Hep öyle olurdu. Acıklı filme meraklı olan annem, ara sıra bulduğu sinema fırsatını Tarzan ile harcamak istemez; "Bu hafta söz, Tarzan filmine gideceğiz" der fakat yine bir Nadire Hanım tavsiyesi ile baş başa kalırdık…

Mesela bir defasında bir Yusuf Vehbi filminde oldukça güzel ve zarif bir 'abla', o devre göre çok güzel bir arabanın motor kapağına oturmuş otomobil hareket halinde iken, o başını iki yana sallayarak; "Otomobil uçar gider, ben talihin peşindeyim talih benden kaçar gider" diye şarkı söylüyordu.

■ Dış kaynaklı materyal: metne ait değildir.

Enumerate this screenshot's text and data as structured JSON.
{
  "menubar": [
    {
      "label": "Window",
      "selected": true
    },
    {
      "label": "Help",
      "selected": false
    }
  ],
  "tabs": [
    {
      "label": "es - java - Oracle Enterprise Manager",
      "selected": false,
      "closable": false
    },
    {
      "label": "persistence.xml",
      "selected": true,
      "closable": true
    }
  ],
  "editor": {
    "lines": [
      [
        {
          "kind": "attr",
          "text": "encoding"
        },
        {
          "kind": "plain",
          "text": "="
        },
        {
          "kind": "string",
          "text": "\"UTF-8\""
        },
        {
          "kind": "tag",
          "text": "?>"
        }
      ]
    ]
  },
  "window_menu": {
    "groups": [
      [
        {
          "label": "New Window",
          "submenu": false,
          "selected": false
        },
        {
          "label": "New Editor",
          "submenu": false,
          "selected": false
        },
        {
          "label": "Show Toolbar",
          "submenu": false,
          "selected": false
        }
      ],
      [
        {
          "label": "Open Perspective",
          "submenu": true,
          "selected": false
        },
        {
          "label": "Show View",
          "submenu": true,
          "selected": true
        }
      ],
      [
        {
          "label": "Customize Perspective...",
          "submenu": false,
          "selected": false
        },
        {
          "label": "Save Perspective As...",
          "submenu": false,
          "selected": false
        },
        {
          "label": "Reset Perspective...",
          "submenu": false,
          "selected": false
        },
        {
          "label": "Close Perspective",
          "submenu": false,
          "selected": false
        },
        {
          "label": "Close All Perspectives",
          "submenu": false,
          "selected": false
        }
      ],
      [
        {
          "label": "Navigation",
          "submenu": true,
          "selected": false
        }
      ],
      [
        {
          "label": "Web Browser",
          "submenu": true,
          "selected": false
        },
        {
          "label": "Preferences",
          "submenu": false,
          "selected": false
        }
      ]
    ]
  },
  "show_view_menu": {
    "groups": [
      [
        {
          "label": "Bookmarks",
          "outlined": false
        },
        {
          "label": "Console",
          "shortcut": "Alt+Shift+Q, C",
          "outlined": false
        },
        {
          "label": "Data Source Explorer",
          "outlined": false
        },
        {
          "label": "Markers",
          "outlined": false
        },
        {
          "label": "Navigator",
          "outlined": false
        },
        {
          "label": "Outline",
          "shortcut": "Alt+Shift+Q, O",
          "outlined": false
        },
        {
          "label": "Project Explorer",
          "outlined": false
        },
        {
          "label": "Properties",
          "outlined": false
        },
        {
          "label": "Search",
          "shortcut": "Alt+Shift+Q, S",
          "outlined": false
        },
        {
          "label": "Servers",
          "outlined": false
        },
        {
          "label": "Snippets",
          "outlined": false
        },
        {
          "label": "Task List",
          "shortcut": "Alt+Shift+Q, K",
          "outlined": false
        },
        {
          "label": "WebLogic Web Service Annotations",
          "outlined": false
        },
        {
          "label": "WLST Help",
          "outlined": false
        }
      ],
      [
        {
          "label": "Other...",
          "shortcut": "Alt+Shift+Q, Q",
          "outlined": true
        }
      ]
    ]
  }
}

O zaman, Mısır filmlerindeki şarkıların icabında Türkçe şarkılarla değiştirildiğinden habersiz olduğumuzdan; "Mısırlı ablalar ne güzel şarkılar biliyorlar" diye düşünürdük.

Tarzan marzan istemiyoruz artık!

Aynı yıl, şarkılarının hepsi Münir Nurettin Selçuk tarafından söylenen 'efe'li bir aşk filmine götürülmüştük. Bu filmde yine zarif ve sarı saçlı bir Türk abla vardı. Adı yanlış hatırlamıyorsam Zerefşan'dı. Zerefşan şehir kızıydı. Efe de dağlarda dolaşıyordu. İkisi de birbirlerini çok sevdikleri halde Zerefşan'ın ailesi evliliklerine razı olmadılar. Zerefşan, Efe ile sözleştiği kırsal bir bölgede karşılaştılar. Fonda, Münir Nurettin sonuna kadar; "Bir bahçeden bir bahçeye salla yemeni" türküsünü söyledi. Sonra kızın ailesinin gönderdikleri çakaralmaz tüfekli adamlarla, Efe arasında çatışma çıktı. Güzel Zerefşan abla öldü. Salonun yüzde 33'ü ve annem ağlıyordu. Biz de Hüseyin ile hem herkesten hem birbirimizden utanarak hafif dozda ağlıyorduk. Efe, Zerefşan'ın cansız bedenini kucağına aldı, yavaş yavaş yürüyordu ve ilerde koskocaman bir ay görünüyordu. Bu sahnede de Münir Nurettin; "Ay doğdu batmadı mıı oooy oooy oooy" şarkısını söyledi.

1947 yılında biz iki yıl süren hayal kırıklıklarından bıkarak; "Tarzan da marzan da istemiyoruz artık" deyince annem de üzgünleşti ve hevesi kaçtı.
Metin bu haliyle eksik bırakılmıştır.